The unexpected power of physical discomfort

Every afternoon, I go for a run.

Physical discomfort has become my reset button. When your lungs burn and sweat stings your eyes, the mental chatter about deadline pressures and sleep deprivation gets remarkably quiet.

The body’s immediate needs override the mind’s endless projections.

Running mirrors the intensity of daily life as a new parent and business owner; it’s uncomfortable, sometimes overwhelming, but always temporary.

Each run reminds me that I can handle discomfort without breaking, that intensity eventually subsides, and that choosing challenge makes involuntary challenges feel more manageable.

My wife initially thought I was a bit mad heading out for a run in the middle of the day, but she’s noticed the difference in how I return: clearer, calmer, more capable of handling whatever the evening brings, whether that’s a fussy baby or an urgent work issue.

Treating parenting as the ultimate mindfulness practice

Want to know the most advanced mindfulness practice available? Try soothing a crying baby at 2 AM when you have a packed schedule at 9.

Every moment with my daughter demands presence in a way that no meditation app or retreat ever has.

Babies don’t care about your five-year business plan. They exist entirely in the now, and they pull you there with them, whether you’re ready or not.

Instead of seeing this as a disruption to my practice, I’ve learned to see it as the practice itself.

When she cries, I notice my body’s stress response, breathe through it, and respond with curiosity rather than frustration; when she smiles, I let myself fully receive that joy without immediately reaching for my phone to capture it.

This approach has revolutionized both my parenting and my work.

In running Hack Spirit, I’m now better at staying present during difficult conversations, at really listening when collaborators share challenges, and at finding joy in small victories rather than always chasing the next milestone.

The evening ritual that prevents tomorrow’s crisis

By 8 PM, I close everything work-related.
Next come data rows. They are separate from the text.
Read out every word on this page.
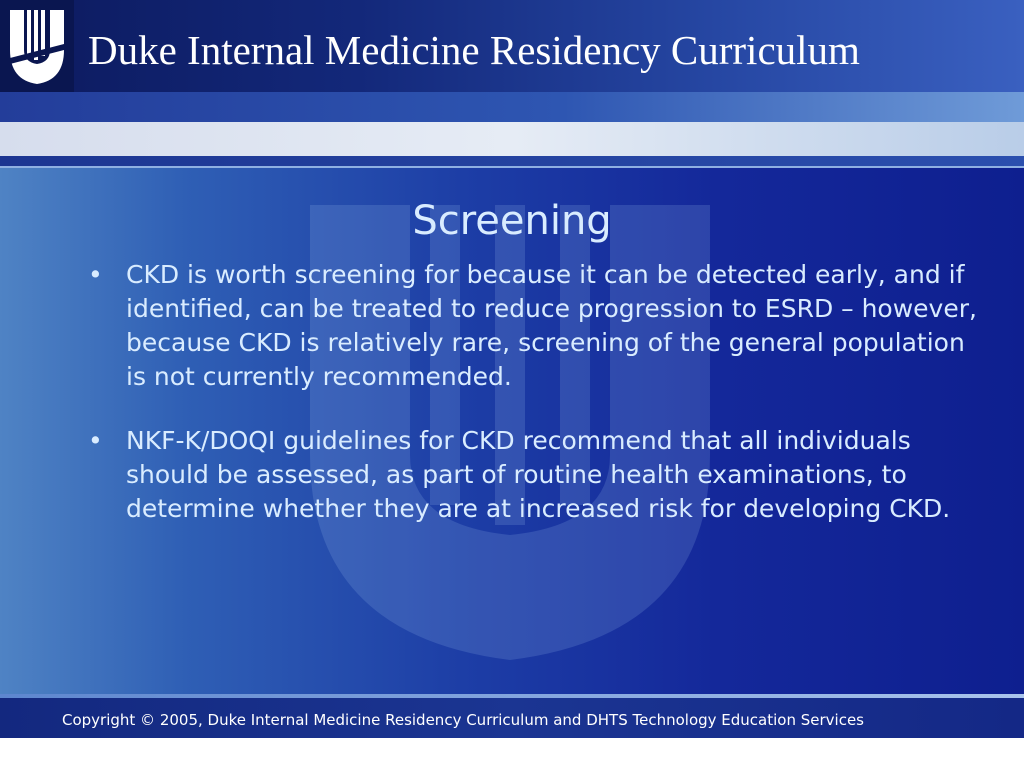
Duke Internal Medicine Residency Curriculum
Screening
• CKD is worth screening for because it can be detected early, and if identified, can be treated to reduce progression to ESRD – however, because CKD is relatively rare, screening of the general population is not currently recommended.
• NKF-K/DOQI guidelines for CKD recommend that all individuals should be assessed, as part of routine health examinations, to determine whether they are at increased risk for developing CKD.
Copyright © 2005, Duke Internal Medicine Residency Curriculum and DHTS Technology Education Services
This is about giving my brain the space it needs to process and integrate the day.

I spend 15 minutes writing in a journal, not analyzing site metrics or planning tomorrow’s schedule, but simply noting what happened today, what worked, what didn’t, what I’m grateful for, and what challenged me.

This practice, pulled from Buddhist reflection traditions, helps me metabolize experiences rather than just accumulate them.

Afterwards, I put the journal away and become fully available to my family.

We might talk about our days, plan weekend adventures, or just exist together in comfortable silence.

My wife and I have developed our own ritual of sharing one thing that surprised us that day, a practice that keeps us connected despite the whirlwind of new parenthood and entrepreneurship.

Final words

Balance is something you recalibrate daily, sometimes hourly.

Running Hack Spirit while raising a daughter has taught me that the goal isn’t to perfectly separate these roles but, rather, to let them inform and enrich each other.

The patience I’m learning with my daughter makes me better at my work, the strategic thinking from building a business helps me approach parenting challenges with creativity rather than frustration, and the mindfulness practice that grounds both roles reminds me that this intensity is temporary and precious.

Some days I nail all five practices; other days, I’m lucky if I manage two.

However, having this framework means I always know where to return when things feel chaotic.

It’s about having a compass that points back to presence, whether I’m editing articles or changing diapers.

The paradox I’ve discovered? I’m actually more available to everyone by fiercely protecting time for each role and for myself, I accomplish more meaningfully by doing less simultaneously, and I can be something real to the people who matter most by accepting that I can’t be everything to everyone all the time.

This isn’t the life I planned, juggling content deadlines and baby bottles, or editorial calendars and sleep training.

It’s messier, more demanding, and requires constant recalibration; it’s also richer than anything I could have imagined when success meant simply growing a website.